With a new building and parkade now slated to be built along Columbia Street in front of Royal Inland Hospital, the City will start moving ahead with widening the road.
Mayor Peter Milobar said the City had put the Columbia Street widening on hold while it waited for the RIH master site plan to get approvals.
Premier Christy Clark announced $80 million last week for a parkade, clinical space and improved access to the hospital.
Indirectly, that also gave the green light for the City to start working on Columbia Street, too.
“We had already made a decision to hold off doing the work on Columbia Street until we saw the direction on the master site plan. Now that we know that direction, we will be working with IHA through the planning stage so it can time out together,” said Mayor Peter Milobar.

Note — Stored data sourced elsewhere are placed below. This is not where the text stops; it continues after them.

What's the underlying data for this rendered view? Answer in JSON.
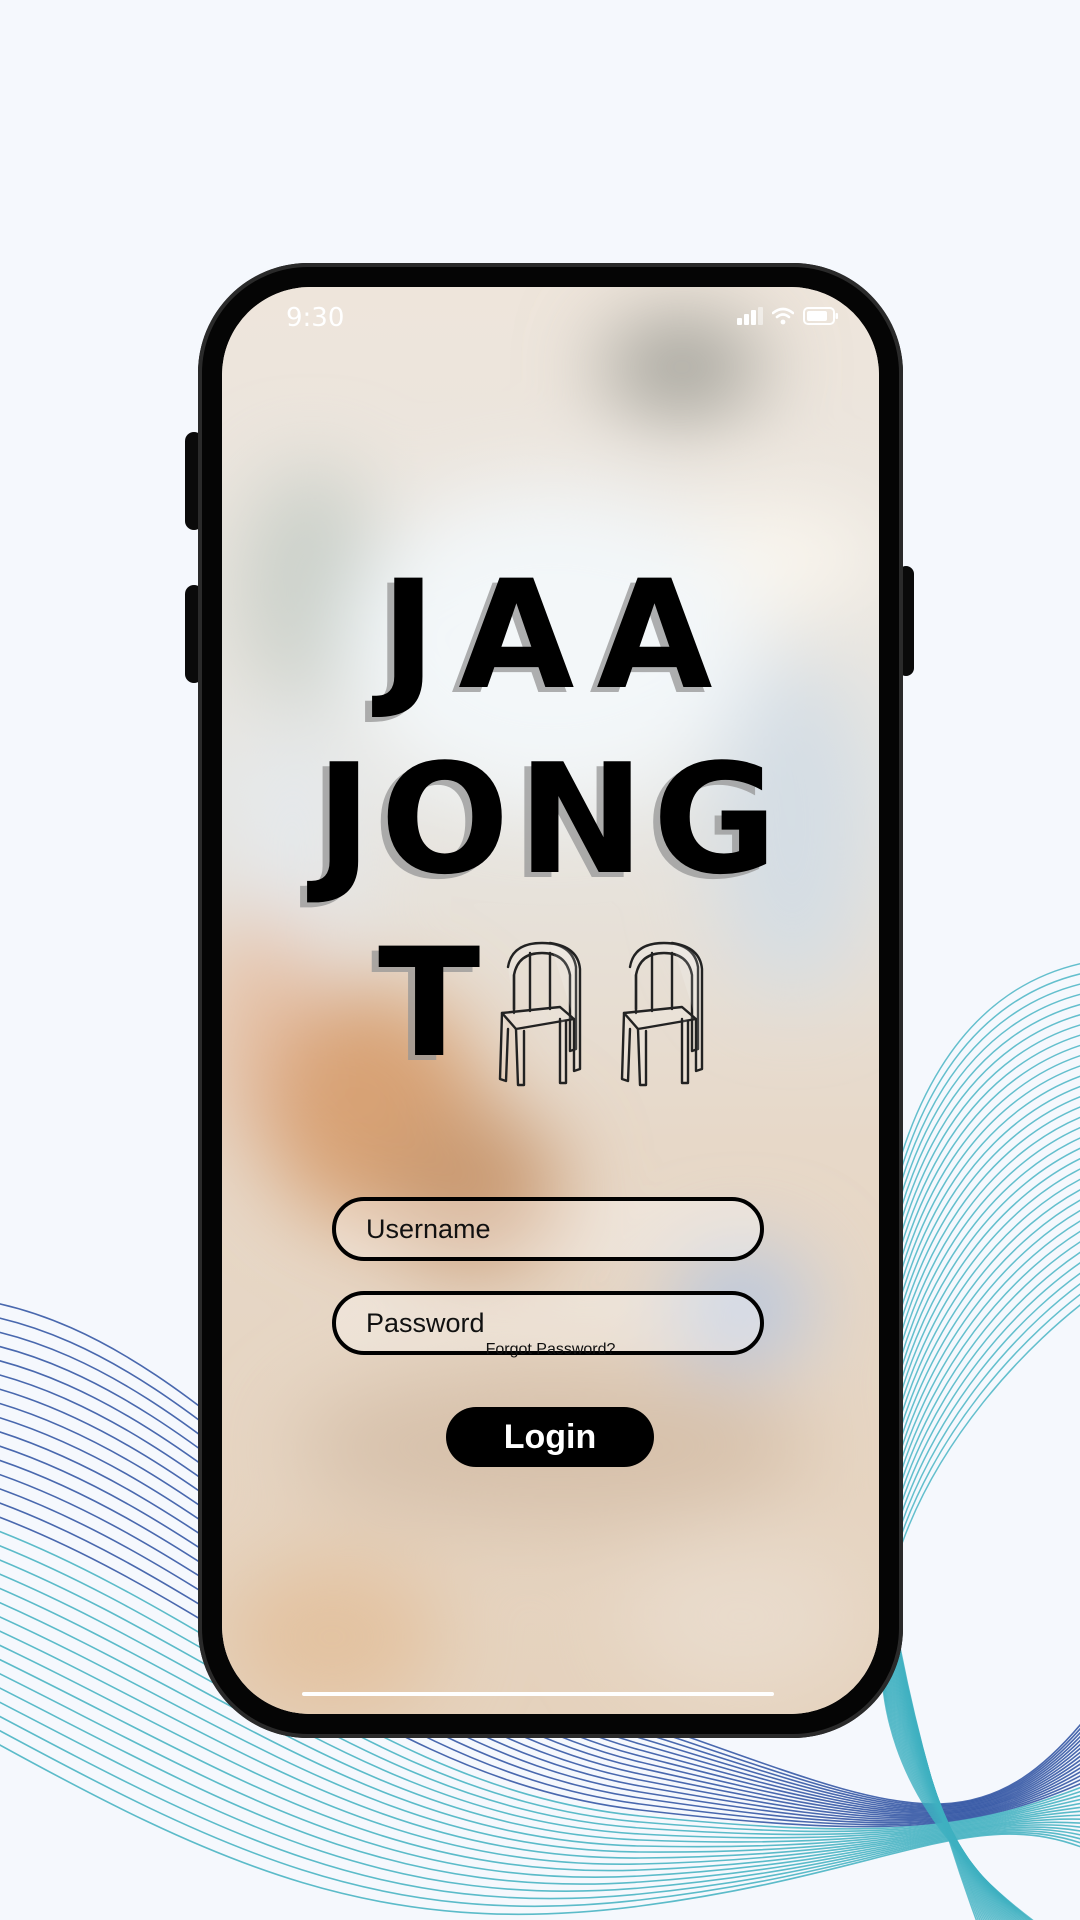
{
  "status_bar": {
    "time": "9:30",
    "signal_icon": "cellular-signal-icon",
    "wifi_icon": "wifi-icon",
    "battery_icon": "battery-icon"
  },
  "logo": {
    "line1": "JAA",
    "line2": "JONG",
    "line3_letter": "T",
    "chair_icon": "chair-icon"
  },
  "form": {
    "username_placeholder": "Username",
    "password_placeholder": "Password",
    "forgot_label": "Forgot Password?",
    "login_label": "Login"
  },
  "colors": {
    "page_bg": "#f5f8fd",
    "wave_blue": "#2a4fa0",
    "wave_teal": "#3fb0c0",
    "phone_frame": "#050505",
    "button": "#000000"
  }
}
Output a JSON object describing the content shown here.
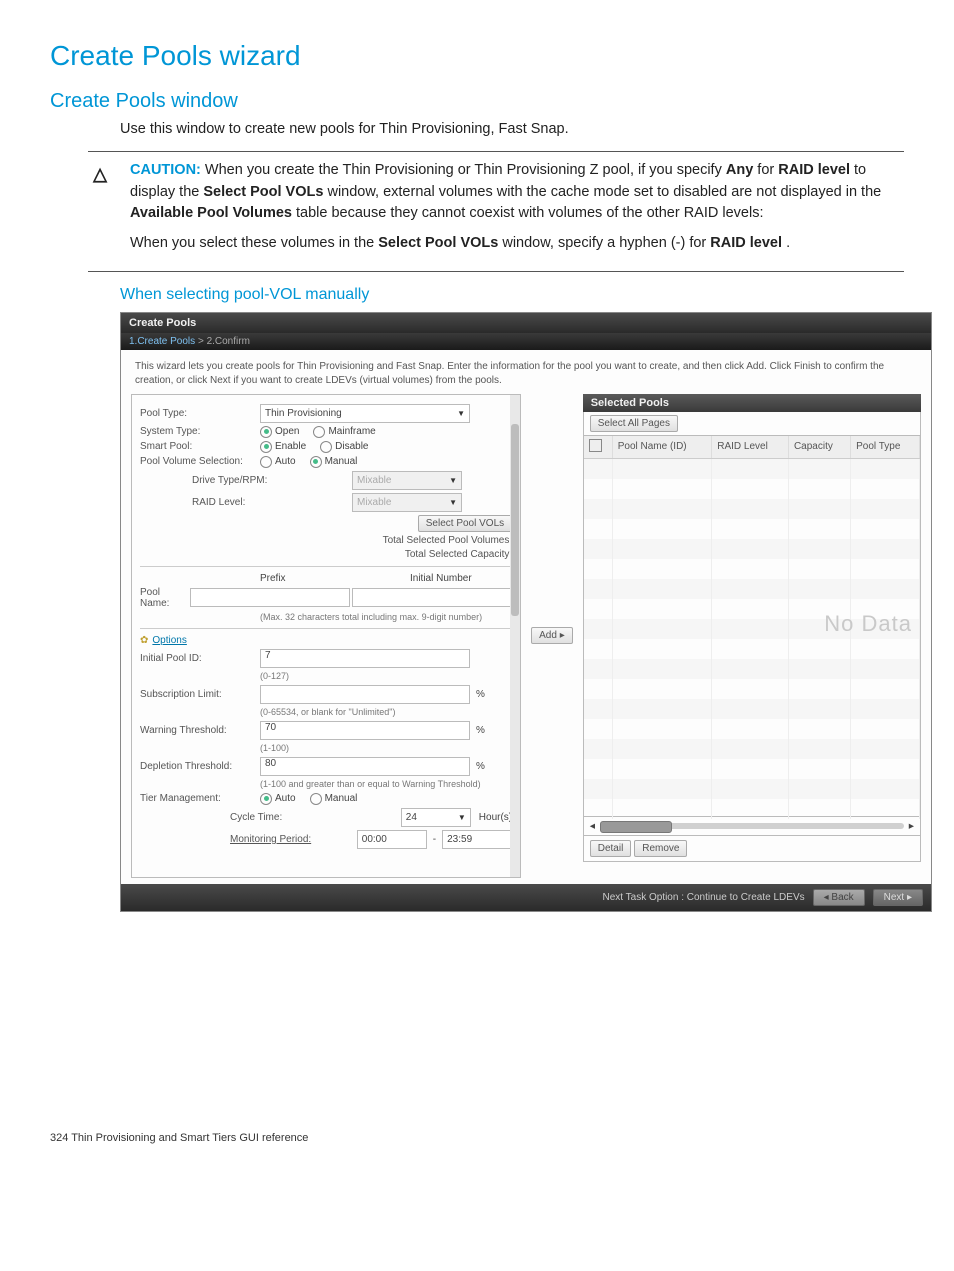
{
  "page": {
    "title": "Create Pools wizard",
    "subtitle": "Create Pools window",
    "intro": "Use this window to create new pools for Thin Provisioning, Fast Snap.",
    "section_manual": "When selecting pool-VOL manually",
    "footer": "324   Thin Provisioning and Smart Tiers GUI reference"
  },
  "caution": {
    "icon": "△",
    "label": "CAUTION:",
    "para1_prefix": "When you create the Thin Provisioning or Thin Provisioning Z pool, if you specify ",
    "any": "Any",
    "for_word": " for ",
    "raid_level": "RAID level",
    "display_word": " to display the ",
    "select_pool_vols": "Select Pool VOLs",
    "para1_mid": " window, external volumes with the cache mode set to disabled are not displayed in the ",
    "available_pool_volumes": "Available Pool Volumes",
    "para1_end": " table because they cannot coexist with volumes of the other RAID levels:",
    "para2_prefix": "When you select these volumes in the ",
    "para2_mid": " window, specify a hyphen (-) for ",
    "para2_end": "."
  },
  "wizard": {
    "title": "Create Pools",
    "steps": {
      "s1": "1.Create Pools",
      "sep": ">",
      "s2": "2.Confirm"
    },
    "desc": "This wizard lets you create pools for Thin Provisioning and Fast Snap. Enter the information for the pool you want to create, and then click Add. Click Finish to confirm the creation, or click Next if you want to create LDEVs (virtual volumes) from the pools.",
    "left": {
      "pool_type_label": "Pool Type:",
      "pool_type_value": "Thin Provisioning",
      "system_type_label": "System Type:",
      "system_type_open": "Open",
      "system_type_mainframe": "Mainframe",
      "smart_pool_label": "Smart Pool:",
      "smart_pool_enable": "Enable",
      "smart_pool_disable": "Disable",
      "pool_vol_sel_label": "Pool Volume Selection:",
      "pvs_auto": "Auto",
      "pvs_manual": "Manual",
      "drive_type_label": "Drive Type/RPM:",
      "mixable": "Mixable",
      "raid_level_label": "RAID Level:",
      "select_pool_vols_btn": "Select Pool VOLs",
      "total_sel_vol": "Total Selected Pool Volumes:",
      "total_sel_cap": "Total Selected Capacity:",
      "prefix": "Prefix",
      "initial_number": "Initial Number",
      "pool_name_label": "Pool Name:",
      "pool_name_hint": "(Max. 32 characters total including max. 9-digit number)",
      "options_link": "Options",
      "initial_pool_id_label": "Initial Pool ID:",
      "initial_pool_id_value": "7",
      "initial_pool_id_hint": "(0-127)",
      "sub_limit_label": "Subscription Limit:",
      "sub_limit_value": "",
      "sub_limit_unit": "%",
      "sub_limit_hint": "(0-65534, or blank for \"Unlimited\")",
      "warn_thresh_label": "Warning Threshold:",
      "warn_thresh_value": "70",
      "warn_thresh_unit": "%",
      "warn_thresh_hint": "(1-100)",
      "dep_thresh_label": "Depletion Threshold:",
      "dep_thresh_value": "80",
      "dep_thresh_unit": "%",
      "dep_thresh_hint": "(1-100 and greater than or equal to Warning Threshold)",
      "tier_mgmt_label": "Tier Management:",
      "tier_auto": "Auto",
      "tier_manual": "Manual",
      "cycle_time_label": "Cycle Time:",
      "cycle_time_value": "24",
      "cycle_time_unit": "Hour(s)",
      "monitoring_label": "Monitoring Period:",
      "monitoring_from": "00:00",
      "monitoring_sep": "-",
      "monitoring_to": "23:59"
    },
    "add_btn": "Add ▸",
    "right": {
      "title": "Selected Pools",
      "select_all_pages": "Select All Pages",
      "col_poolname": "Pool Name (ID)",
      "col_raid": "RAID Level",
      "col_cap": "Capacity",
      "col_ptype": "Pool Type",
      "no_data": "No Data",
      "detail_btn": "Detail",
      "remove_btn": "Remove"
    },
    "footer": {
      "next_task": "Next Task Option : Continue to Create LDEVs",
      "back": "◂ Back",
      "next": "Next ▸"
    }
  }
}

“We decided to muddle through for another year or two until the master site plan got started. We have to look at access points to the area. Now we can do it all as one cohesive package and have one construction site.”
The street widening calls for left-turn lanes in both directions where Columbia intersects with Fourth, Fifth and Sixth avenues.
It was due to begin this year, but there seemed to be little point in ripping up the road only to have more work down in a few years when the front of Royal Inland Hospital’s property would be reconstructed.
Milobar said the premier promised the $80 million was in the budget. The entire RIH plan is estimated at around $400 million.
“My understanding is the money for the first phase is there,” he said.
That will cover the development that’s closest to Columbia Street.
“We’ll move ahead regardless of who’s in government. The bigger question mark is moving ahead with the remaining $320 million.”
Milobar noted that the leaders of the B.C. Liberals and B.C. NDP are aware of the needs at Royal Inland. So regardless of who is elected to power in next spring’s provincial election, he would expect it to be a budgetary consideration.
“Unless you’re a government that doesn’t plan to spend on health care at all, there should still be dollars there,” he said.
“It’s timing and how it fits into capital plans. My intention would be to keep pushing and lobbying to see the full project done.”